With the recent release of The Shepherd’s Crown, Terry Pratchett’s final discworld novel following his death earlier in 2015, we’re playing catch-up on the Tiffany Aching series and the first on the list is A Hat Full Of Sky. It’s the second of the five books, following up on 2003’s The Wee Free Men, and it’s another genius Discworld novel from the great fantasy fiction author, weaving together an endearing second outing for the young witch.
Released in hardback in 2004, before going to arrive in paperback the following year, A Hat Full Of Sky takes place two years after the events that took place in The Wee Free Men, which saw her taking on the Queen Of The Fairies. Now 11 years old, she’s a little more experienced as a witch, but in the second story in the series she faces a seemingly unstoppable force in the mind steeling grip of a Hiver.
It’s a daunting figure from the dawn of time itself with an unquenchable thirst for a powerful host mind to take over and when it locks itself on Miss Aching it makes for an impressively sinister opponent. However, luckily, and brilliantly, Tiffany is never really alone as she has the little blue faced, kilt wearing tribe of the Nac Mac Feagle guarding her back, and more than a few capable witches in her corner, including the indomitable force of Nanny Weatherwax.
It’s a lot of fun picking up with so many much loved characters again and the story is a sweeping adventure of yet more coming of age charm, making it an addictive read. It’s packed with the kind of wit, humour and fantastical adventure that we’ve come to expect from Terry Pratchett’s Discworld novels, and it reinforces the need to catch up in time to be able to read the latest novel, The Shepherd’s Crown.
It does a lot to develop the central character as she leaves The Chalk – the land she’s known and been a part of all her life – to start her training with an unusual witch called Miss Level, an arrangement that Miss Tick has organised for Tiffany. Finding her feet in unfamiliar surroundings, she faces a lot of challenges, from the humdrum everyday life of being a witch to the difficulties of trying to make new friends, pushing her far outside her comfort zone and testing her first, second and third thought to the extremes.
The presence of the Nac Mac Feagle is always welcome in our book and they’re as mental, funny and ferociously loyal as ever. They’re added to by the introduction of the multi-bodied Miss Level, who also has a lot of good comedy moments. The rest of the witches are the bedrocks of the story, as ever, with yet more stoic wisdom and serious glares from Miss Tick and Nanny Weatherwax.
The creation of the Hiver as the main antagonist of the book is an excellent piece of imagination as its builds just enough dread to raise tension in the fantastical setting of the Disc’s heartland. It stalks like a big cat, hovers like a sinister shadow and crushes like a vice when it finally gets hold of its prey and it makes for a very strong dark force at the centre of the adventure.

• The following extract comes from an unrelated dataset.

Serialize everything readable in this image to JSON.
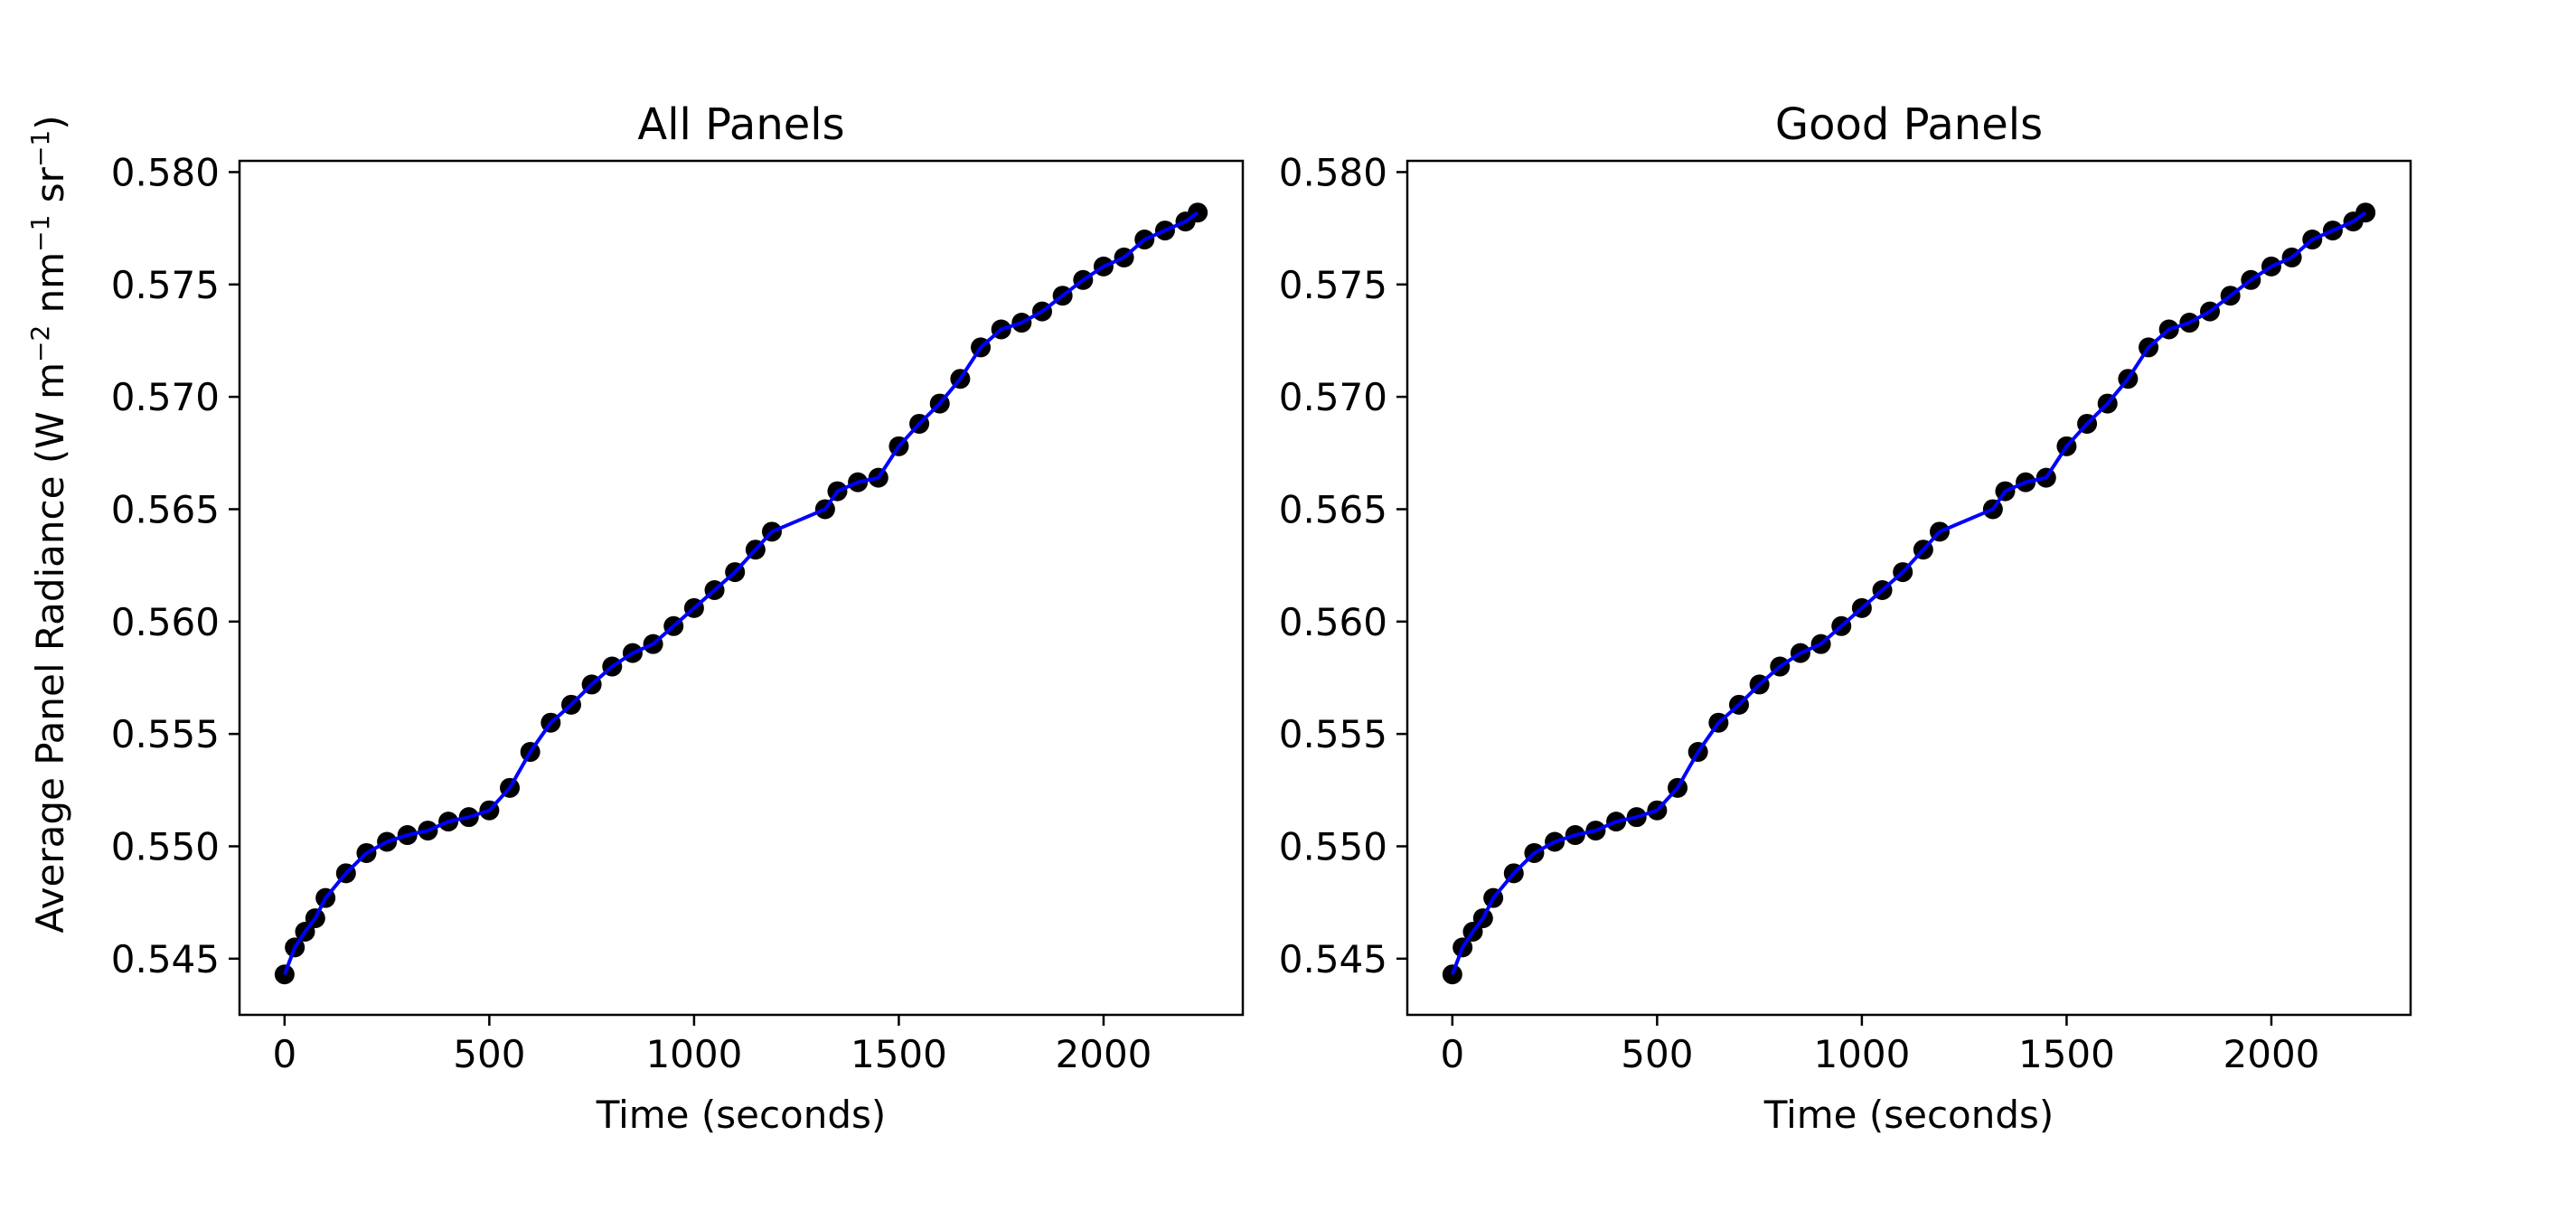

A Hat Full Of Sky is a faultless fantasy adventure and while it’s ostensibly a work of young adult fiction, Discworld fans of any age will fall in love with its exceptionally well threaded storyline. It’s one of Terry Pratchett’s best pieces of work, which is no mean feat with so many great books in his back catalogue, and it sets things up very well for the third book in the series, Wintersmith.